In China staat het al millennia op de ­menukaart, de inheemse bevolking van het Andesgebergte in Zuid-Amerika daalde er helemaal voor naar de kust af, en er wordt jaarlijks meer dan 7 miljard ton van ­verwerkt. Toch baant zeewier zich in Europa nu pas een weg naar ons bord. En dat heeft enkel voordelen. Voor ons, voor de zee, en voor de hele planeet.

'Hopelijk staat ­zeewier ­binnenkort gewoon tussen de peper en het zout in de rekken'
Donald Deschagt, seaweed-chef

“In het begin trokken veel mensen hun neus op”, zegt seaweedchef Donald Deschagt. Hij opende in 2010 samen met zijn vrouw Mieke Coussement het restaurant Le Homard et la Moule in Bredene, waar ze het menu volledig baseerden op zeewier, algen en zeegroenten. “Maar nu is bijna iedereen bezig met gezonde en duurzame voeding, en daar passen zeewieren zeker in.”

Wereldwijd worden er in voeding meer dan 160 soorten zeewier gebruikt, in verschillende kleuren, vormen, structuren en smaken. Zo heb je wakame, ­zeekraal, zeevenkel, dulse, Japans bessenwier, zee-eik... de lijst gaat nog wel even door. Deschagt plukt ze allemaal zelf. “We hebben natuurlijk ook geluk met de streek waarin we zitten. Hier aan zee in Bredene vinden we bijna alles wat we nodig hebben. Er groeien geen grote hoeveelheden, maar zeker genoeg voor ons. En wat we zelf niet vinden, komt over uit Nederland.”

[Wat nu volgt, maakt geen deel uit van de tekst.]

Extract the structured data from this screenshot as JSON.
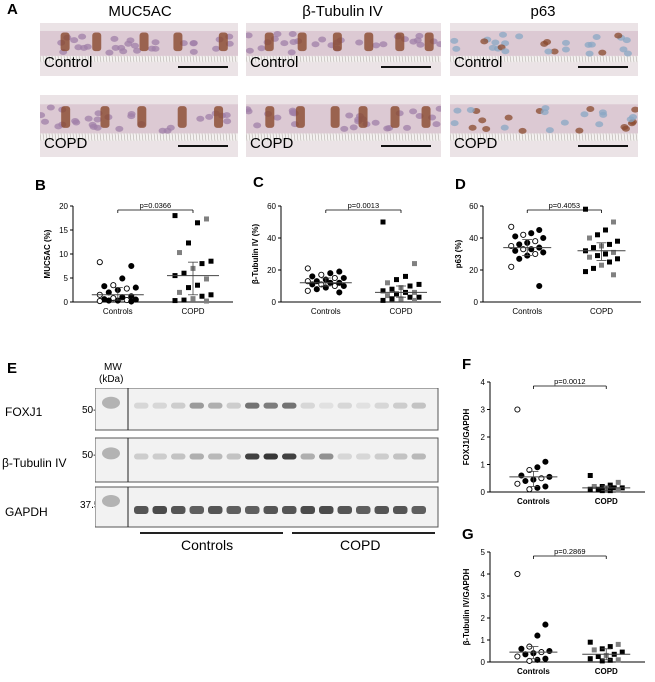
{
  "panel_a": {
    "letter": "A",
    "columns": [
      {
        "title": "MUC5AC",
        "images": [
          {
            "label": "Control"
          },
          {
            "label": "COPD"
          }
        ]
      },
      {
        "title": "β-Tubulin IV",
        "images": [
          {
            "label": "Control"
          },
          {
            "label": "COPD"
          }
        ]
      },
      {
        "title": "p63",
        "images": [
          {
            "label": "Control"
          },
          {
            "label": "COPD"
          }
        ]
      }
    ],
    "colors": {
      "brown_stain": "#8a4a2e",
      "hematoxylin": "#a07fa8",
      "tissue_bg": "#e6dcdf"
    }
  },
  "chart_data": [
    {
      "panel": "B",
      "type": "scatter",
      "title": "",
      "xlabel": "",
      "ylabel": "MUC5AC (%)",
      "categories": [
        "Controls",
        "COPD"
      ],
      "ylim": [
        0,
        20
      ],
      "yticks": [
        0,
        5,
        10,
        15,
        20
      ],
      "significance": "p=0.0366",
      "series": [
        {
          "group": "Controls",
          "median": 1.5,
          "iqr": [
            0.4,
            3.0
          ],
          "points": [
            8.3,
            7.5,
            4.9,
            3.5,
            3.3,
            3.0,
            2.8,
            2.5,
            2.0,
            1.5,
            1.2,
            1.0,
            0.8,
            0.6,
            0.5,
            0.4,
            0.3,
            0.3,
            0.2,
            0.1
          ]
        },
        {
          "group": "COPD",
          "median": 5.5,
          "iqr": [
            1.5,
            8.3
          ],
          "points": [
            18.0,
            17.3,
            16.5,
            12.3,
            10.3,
            8.5,
            8.0,
            7.0,
            6.0,
            5.5,
            4.8,
            3.5,
            3.0,
            2.0,
            1.5,
            1.2,
            0.7,
            0.4,
            0.3,
            0.2
          ]
        }
      ]
    },
    {
      "panel": "C",
      "type": "scatter",
      "title": "",
      "xlabel": "",
      "ylabel": "β-Tubulin IV (%)",
      "categories": [
        "Controls",
        "COPD"
      ],
      "ylim": [
        0,
        60
      ],
      "yticks": [
        0,
        20,
        40,
        60
      ],
      "significance": "p=0.0013",
      "series": [
        {
          "group": "Controls",
          "median": 12,
          "iqr": [
            10,
            15
          ],
          "points": [
            21,
            19,
            18,
            17,
            16,
            15,
            15,
            14,
            13,
            13,
            12,
            12,
            11,
            11,
            10,
            10,
            9,
            8,
            7,
            6
          ]
        },
        {
          "group": "COPD",
          "median": 6,
          "iqr": [
            3,
            10
          ],
          "points": [
            50,
            24,
            16,
            14,
            12,
            11,
            10,
            9,
            8,
            7,
            6,
            6,
            5,
            4,
            3,
            3,
            2,
            2,
            1,
            1
          ]
        }
      ]
    },
    {
      "panel": "D",
      "type": "scatter",
      "title": "",
      "xlabel": "",
      "ylabel": "p63 (%)",
      "categories": [
        "Controls",
        "COPD"
      ],
      "ylim": [
        0,
        60
      ],
      "yticks": [
        0,
        20,
        40,
        60
      ],
      "significance": "p=0.4053",
      "series": [
        {
          "group": "Controls",
          "median": 34,
          "iqr": [
            29,
            39
          ],
          "points": [
            47,
            45,
            43,
            42,
            41,
            40,
            38,
            37,
            36,
            35,
            34,
            33,
            33,
            32,
            31,
            30,
            29,
            27,
            22,
            10
          ]
        },
        {
          "group": "COPD",
          "median": 32,
          "iqr": [
            26,
            37
          ],
          "points": [
            58,
            50,
            45,
            42,
            40,
            38,
            36,
            35,
            34,
            32,
            31,
            30,
            29,
            28,
            27,
            25,
            23,
            21,
            19,
            17
          ]
        }
      ]
    },
    {
      "panel": "F",
      "type": "scatter",
      "title": "",
      "xlabel": "",
      "ylabel": "FOXJ1/GAPDH",
      "categories": [
        "Controls",
        "COPD"
      ],
      "ylim": [
        0,
        4
      ],
      "yticks": [
        0,
        1,
        2,
        3,
        4
      ],
      "significance": "p=0.0012",
      "series": [
        {
          "group": "Controls",
          "median": 0.55,
          "iqr": [
            0.2,
            0.75
          ],
          "points": [
            3.0,
            1.1,
            0.9,
            0.8,
            0.6,
            0.55,
            0.5,
            0.45,
            0.4,
            0.3,
            0.2,
            0.15,
            0.1
          ]
        },
        {
          "group": "COPD",
          "median": 0.15,
          "iqr": [
            0.05,
            0.22
          ],
          "points": [
            0.6,
            0.35,
            0.25,
            0.2,
            0.2,
            0.15,
            0.15,
            0.12,
            0.1,
            0.1,
            0.08,
            0.05,
            0.05
          ]
        }
      ]
    },
    {
      "panel": "G",
      "type": "scatter",
      "title": "",
      "xlabel": "",
      "ylabel": "β-Tubulin IV/GAPDH",
      "categories": [
        "Controls",
        "COPD"
      ],
      "ylim": [
        0,
        5
      ],
      "yticks": [
        0,
        1,
        2,
        3,
        4,
        5
      ],
      "significance": "p=0.2869",
      "series": [
        {
          "group": "Controls",
          "median": 0.45,
          "iqr": [
            0.15,
            0.7
          ],
          "points": [
            4.0,
            1.7,
            1.2,
            0.7,
            0.6,
            0.5,
            0.45,
            0.4,
            0.35,
            0.25,
            0.15,
            0.1,
            0.05
          ]
        },
        {
          "group": "COPD",
          "median": 0.35,
          "iqr": [
            0.1,
            0.6
          ],
          "points": [
            0.9,
            0.8,
            0.7,
            0.6,
            0.55,
            0.45,
            0.35,
            0.3,
            0.25,
            0.15,
            0.1,
            0.08,
            0.05
          ]
        }
      ]
    }
  ],
  "panel_e": {
    "letter": "E",
    "mw_header": [
      "MW",
      "(kDa)"
    ],
    "rows": [
      {
        "label": "FOXJ1",
        "mw": "50-",
        "bands": [
          0.1,
          0.1,
          0.15,
          0.4,
          0.3,
          0.15,
          0.6,
          0.55,
          0.6,
          0.1,
          0.05,
          0.1,
          0.05,
          0.1,
          0.15,
          0.2
        ]
      },
      {
        "label": "β-Tubulin IV",
        "mw": "50-",
        "bands": [
          0.15,
          0.15,
          0.2,
          0.3,
          0.25,
          0.2,
          0.85,
          0.9,
          0.85,
          0.3,
          0.45,
          0.1,
          0.1,
          0.15,
          0.2,
          0.25
        ]
      },
      {
        "label": "GAPDH",
        "mw": "37.5-",
        "bands": [
          0.75,
          0.8,
          0.75,
          0.7,
          0.75,
          0.7,
          0.7,
          0.75,
          0.75,
          0.8,
          0.8,
          0.75,
          0.7,
          0.75,
          0.75,
          0.7
        ]
      }
    ],
    "groups": [
      "Controls",
      "COPD"
    ]
  },
  "colors": {
    "controls_open": "#ffffff",
    "controls_filled": "#000000",
    "copd_black": "#000000",
    "copd_grey": "#808080"
  }
}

Zeewieren zijn het meest gekend uit de Aziatische voedingscultuur. Misosoep, sushi gewikkeld in een speciaal wier, of als subtiele smaakversterker in veel gerechten. “Zeewieren zitten vol mononatriumglutamaat”, zegt Olivier De Clerck, professor en hoofd van de onderzoeksgroep Algologie aan de UGent. “In het westen heeft dat een nogal slechte naam omdat het in synthetische vorm toegevoegd wordt aan voedsel om meer smaak te geven. Typische voorbeelden zijn soepen, vleesproducten en zoute snacks. Maar wieren maken die stof van nature aan. Bovendien zitten er in wieren een aantal voedingsmiddelen, zoals bijvoorbeeld jodium, die we veel minder in typische groenten en landbouwgewassen vinden. Voor dergelijke sporenelementen zijn zeewieren dus heel gezond.”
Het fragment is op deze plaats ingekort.